2. Adapt basic sequence to accommodate actions.
3. Describe decision points.

===== Derive basic sequence of decision points =====
The basic sequence of decision points is based on the #Delivery strategy design. ISPL provides heuristics on what basic sequences should be used for different delivery strategy options.

===== Adapt basic sequence to accommodate actions. =====
The basic sequence found is adapted to the list of actions to mitigate risks of the #Delivery strategy design.

===== Describe decision points =====
ISPL gives information on what information elements should be in a decision point. Think of for instance purpose and the pre-conditions. For every decision has to be determined which deliverables are required. General rule is that the deliverables must contain the right amount of information to be able to make the decision but no more than that. Too much information is costly and blurs the focus of the decision makers. More information about this topic can be found in the chapter on #Specifying Deliverables.

==== Risk monitoring ====
Risk monitoring takes place after the #Decision point planning phase. Its results can serve as input for the #Situation and risk analysis phase of service planning if necessary. It involves the tracking, controlling and monitoring of risks and risk mitigating actions.

== Specifying Deliverables ==
ISPL focuses on the relationship between customer and supplier. It is very important that the communication between both parties is clear and unambiguous. A deliverable is a product that is exchanged between the supplier and customer organisations (both ways). Deliverables are exchanged in all phases of the acquisition process: e.g. the Request-For-Proposal during the tendering phase, the intermediate versions during the execution of the delivery plan, and the declaration of contract completion at the end of each contract. ISPL provides guidance for the specification of all deliverables needed in the acquisition process. This chapter is a summary of [5].

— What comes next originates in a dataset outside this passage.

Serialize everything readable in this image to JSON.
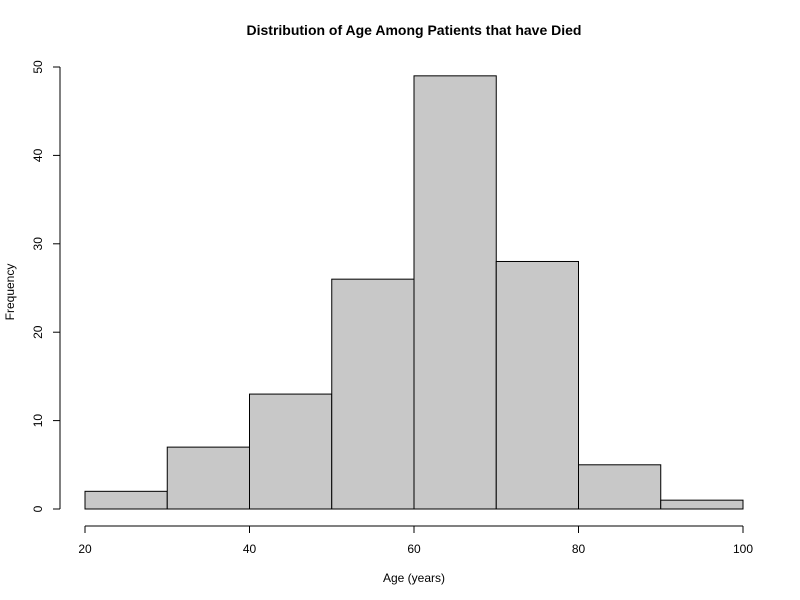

=== Types of deliverables ===
ISPL divides deliverables in various types, each with a defined set of properties. These properties characterise the knowledge that is captured by each type of deliverable. Figure 8 illustrates the different types of deliverables.

=== Contract domain deliverables ===
Contract domain deliverables are used to define and control all contracts in a procurement. There are two types of contract domain deliverables: the tendering deliverable and the decision point deliverable. In the following paragraphs each of these types is discussed in detail.

==== Tendering deliverable ====
Tendering deliverables are used in the tendering process to place requirements on all of the services within a procurement. There are four types of tendering deliverables:

1. Request for proposal
2. Response
3. Supplier evaluation report
4. Contract

ISPL provides the customer and supplier organisations with templates for each of the different types. All of the tendering deliverables include the delivery plan in which all delivery and decision points are fixed.

==== Decision point deliverable ====
Decision point deliverables support the decision making during the execution of the delivery plan in the #Contract Monitoring phase. There are two types of decision point deliverables: decision point proposal and decision point report.

Each of these has its own, more specified subtype. The contract status report is a subtype of decision point proposal that describes the current status of a contract. The contract completion report, a subtype of the decision point proposal, records whether the contract has successfully achieved its business goals. ISPL provides the tables of content of each of the decision point deliverable types and subtypes.

=== Service domain deliverables ===
Service domain deliverables describe the service domain (see paragraph #Target domain and service domain for more information). They are delivered by both customer and supplier organisations to plan and control services. There are two types of service domain deliverables: service plans and service reports.

==== Service plan ====
A service plan provides information on how to meet identifies goals in terms of service levels, deliverables, schedules, resources and costs. It can for instance give guidance on how to reach targets. ISPL describes the different properties that can be included in the service plan.

==== Service report ====
In contrast to the service plan, the service reports controls the service status by reviewing service levels and results. It records the service's productivity and proposes corrective actions. ISPL gives guidance on which information should be included for each property that is described in the service report.

=== Target domain deliverables ===
The target domain is described using target domain deliverables. There are two different types of target domain deliverables: operational items and descriptive items. Both will be discussed in the following paragraphs.

==== Operational item ====
An operation item is a delivered system or system component that is or will be installed as part of the acquisition. They contribute to the functioning of the target domain. Some examples of different operational item types are listed below.
- facilities
- hardware devices
- application software
- physical data
- user and operator manuals
- trained actors

In practice, descriptions of operational items often already present. It is important to make the distinction between functional and quality properties.

==== Descriptive item ====
A descriptive item captures knowledge about the target domain. They can be used to describe business organisations, business processes, information services et cetera. ISPL gives guidance on describing descriptive items by providing a descriptive item profile in which all properties of the descriptive item can easily be ordered.